Vegas Voices is a weekly series highlighting notable Las Vegans.
There are easier ways to meet other members of the local LGBTQ film community than launching a festival, but few are as effective.
“It’s really awesome that it is something that people do know about and get excited about and can connect with,” says Kris Manzano, founder and director of the Las Vegas Queer Arts Film Festival. “I’ve been meeting a lot more LGBTQ filmmakers. It makes me really happy.”
For its second edition, scheduled for Saturday and Sunday, Manzano says the festival received enough submissions that local artists earned their own block of short films. It’s set for noon Saturday at the festival’s home, the Regal Colonnade in Henderson. (For more information, tickets and a complete schedule, see lvqueerarts.com.)
Friday night is reserved for the festival’s social mixer and ball at The Center, 401 S. Maryland Parkway. Attendees aren’t required to dress to impress, unless they want to walk for a chance to win the four prize categories that include “Atlantis glamour” and “drag realness.”
The ball bridges the twin careers — special events coordinator and filmmaker — of the 27-year-old graduate of Basic High School and UNLV.
“Just kind of express yourself and be creative with your choices and just kind of have fun,” Manzano advises ball participants. “But everyone is welcome, however you identify.”
Among the other highlights, the festival is screening its first features, “Unsettled: Seeking Refuge in America” (5 p.m. Saturday), a look at the asylum process facing LGBTQ refugees, and “A Night at Switch n’ Play” (noon Sunday), which focuses on the titular Brooklyn-based performance collective.
“I’m just really excited for people to experience it this year,” Manzano says. “There’s different stories from different parts of our community in the festival. There’s a lot of representation in it. So I’m excited for people to see a different scope.”
Review-Journal: What inspired you to launch the festival?
Kris Manzano: I realized that I wasn’t seeing too many LGBTQ filmmakers here locally. It was only a small amount of people that I knew that shared both communities. I was just thinking, “I know that there’s plenty of us out there, and I really would love for there to be a space for them to be able to present their art and show their works.”
What did you learn from the inaugural edition?
It was just a really great feeling. We created this festival, and people responded to it.
Are you trying to focus on celebrating queer stories? Queer filmmakers? Both?

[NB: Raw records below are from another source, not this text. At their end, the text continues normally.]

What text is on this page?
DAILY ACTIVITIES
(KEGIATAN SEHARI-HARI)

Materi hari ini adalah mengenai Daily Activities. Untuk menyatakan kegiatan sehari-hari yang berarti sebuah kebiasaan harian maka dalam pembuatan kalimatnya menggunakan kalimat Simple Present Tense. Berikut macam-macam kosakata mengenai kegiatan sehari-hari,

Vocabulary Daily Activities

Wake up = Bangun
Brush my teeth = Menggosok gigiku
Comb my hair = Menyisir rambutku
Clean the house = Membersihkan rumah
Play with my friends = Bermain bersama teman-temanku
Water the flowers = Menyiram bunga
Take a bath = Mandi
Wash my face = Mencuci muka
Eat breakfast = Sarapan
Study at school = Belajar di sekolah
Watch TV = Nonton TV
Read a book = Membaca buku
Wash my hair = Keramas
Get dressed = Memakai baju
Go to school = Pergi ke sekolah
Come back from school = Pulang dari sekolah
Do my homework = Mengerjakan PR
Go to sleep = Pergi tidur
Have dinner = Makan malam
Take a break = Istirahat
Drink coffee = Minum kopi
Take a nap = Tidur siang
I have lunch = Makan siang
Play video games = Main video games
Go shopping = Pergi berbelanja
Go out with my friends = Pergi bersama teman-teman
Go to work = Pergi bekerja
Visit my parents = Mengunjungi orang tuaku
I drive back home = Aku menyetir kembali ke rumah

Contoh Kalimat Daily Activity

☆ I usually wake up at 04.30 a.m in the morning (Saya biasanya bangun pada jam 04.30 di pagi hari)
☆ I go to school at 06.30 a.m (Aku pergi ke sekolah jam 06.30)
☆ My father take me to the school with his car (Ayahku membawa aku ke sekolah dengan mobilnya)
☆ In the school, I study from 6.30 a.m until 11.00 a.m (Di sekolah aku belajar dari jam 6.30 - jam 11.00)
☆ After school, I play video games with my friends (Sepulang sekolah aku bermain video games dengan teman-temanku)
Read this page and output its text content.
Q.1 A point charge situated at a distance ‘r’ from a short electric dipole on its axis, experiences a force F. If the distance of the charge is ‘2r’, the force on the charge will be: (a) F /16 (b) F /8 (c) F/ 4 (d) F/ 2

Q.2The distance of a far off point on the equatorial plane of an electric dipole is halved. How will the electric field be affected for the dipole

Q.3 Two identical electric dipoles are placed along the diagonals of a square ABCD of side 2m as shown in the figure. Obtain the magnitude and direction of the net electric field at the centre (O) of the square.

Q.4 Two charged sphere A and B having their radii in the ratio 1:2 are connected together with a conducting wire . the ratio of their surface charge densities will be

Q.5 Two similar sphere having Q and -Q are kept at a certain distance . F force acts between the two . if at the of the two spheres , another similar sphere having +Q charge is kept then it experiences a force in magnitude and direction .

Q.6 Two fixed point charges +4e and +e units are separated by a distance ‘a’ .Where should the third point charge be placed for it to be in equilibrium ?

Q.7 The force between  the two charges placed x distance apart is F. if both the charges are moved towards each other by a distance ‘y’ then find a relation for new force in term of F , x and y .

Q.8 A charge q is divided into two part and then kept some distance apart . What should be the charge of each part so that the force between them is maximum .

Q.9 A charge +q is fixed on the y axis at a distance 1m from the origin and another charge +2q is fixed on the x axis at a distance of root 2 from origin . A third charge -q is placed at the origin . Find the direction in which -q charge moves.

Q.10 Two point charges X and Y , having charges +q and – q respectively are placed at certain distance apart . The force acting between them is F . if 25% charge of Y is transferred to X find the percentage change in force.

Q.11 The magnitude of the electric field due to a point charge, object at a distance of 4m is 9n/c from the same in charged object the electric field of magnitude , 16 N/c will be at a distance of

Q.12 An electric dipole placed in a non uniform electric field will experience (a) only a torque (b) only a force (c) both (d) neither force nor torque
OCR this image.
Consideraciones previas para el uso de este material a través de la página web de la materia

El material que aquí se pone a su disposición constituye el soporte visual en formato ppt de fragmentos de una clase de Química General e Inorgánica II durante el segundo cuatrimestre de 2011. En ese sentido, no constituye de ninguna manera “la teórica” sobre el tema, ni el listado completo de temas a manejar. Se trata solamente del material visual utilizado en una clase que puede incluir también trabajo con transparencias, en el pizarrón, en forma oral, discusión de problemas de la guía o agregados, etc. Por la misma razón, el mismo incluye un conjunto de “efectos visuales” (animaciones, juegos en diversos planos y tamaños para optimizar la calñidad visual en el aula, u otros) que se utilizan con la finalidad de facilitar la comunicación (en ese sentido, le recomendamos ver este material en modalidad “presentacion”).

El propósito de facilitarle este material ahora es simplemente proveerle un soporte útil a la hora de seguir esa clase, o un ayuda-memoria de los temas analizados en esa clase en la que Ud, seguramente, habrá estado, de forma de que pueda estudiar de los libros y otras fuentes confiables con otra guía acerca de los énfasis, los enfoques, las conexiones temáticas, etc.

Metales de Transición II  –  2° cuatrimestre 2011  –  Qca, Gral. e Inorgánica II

Our focus is definitely the filmmakers. We have a couple of shorts in the festival that don’t really have a queer-centered storyline, but they’re still made by LGBTQ filmmakers. … I love queer-centered storylines as well, but I also want to be able to represent just filmmakers in general.
Straight cisgender folks are welcome at the festival, too?
Absolutely. Everyone is welcome because the point is to bring everyone together — not only within our community but everyone outside of it, too. And just show what we’re all capable of doing, what our art is and the great work LGBTQ filmmakers can do.
You’re branching out to The Center this year. Was that an important partnership for you?
It was! I’m so incredibly thrilled to be in a community partnership with The Center on this. I think it’s definitely important because The Center does a lot of great work for the community, and more people should be aware of it. … I thought it was just a great partnership to have a social mixer for LGBTQ filmmakers and the local industry and for people to just come together. It’s a perfect place for that.
Getting to know: Kris Manzano
“Saw” (laughs loudly). I first saw it in when I was in eighth grade, and that twist ending had me so shocked, had me so emotionally turned around, that it inspired me.
Ari Lennox. Her music is so beautiful, and I cannot stop listening to it.
One of my favorite hobbies is going to events and dressing up and creating outfits out of concepts. For example, last year I did a couture fashion look inspired by a deviled egg.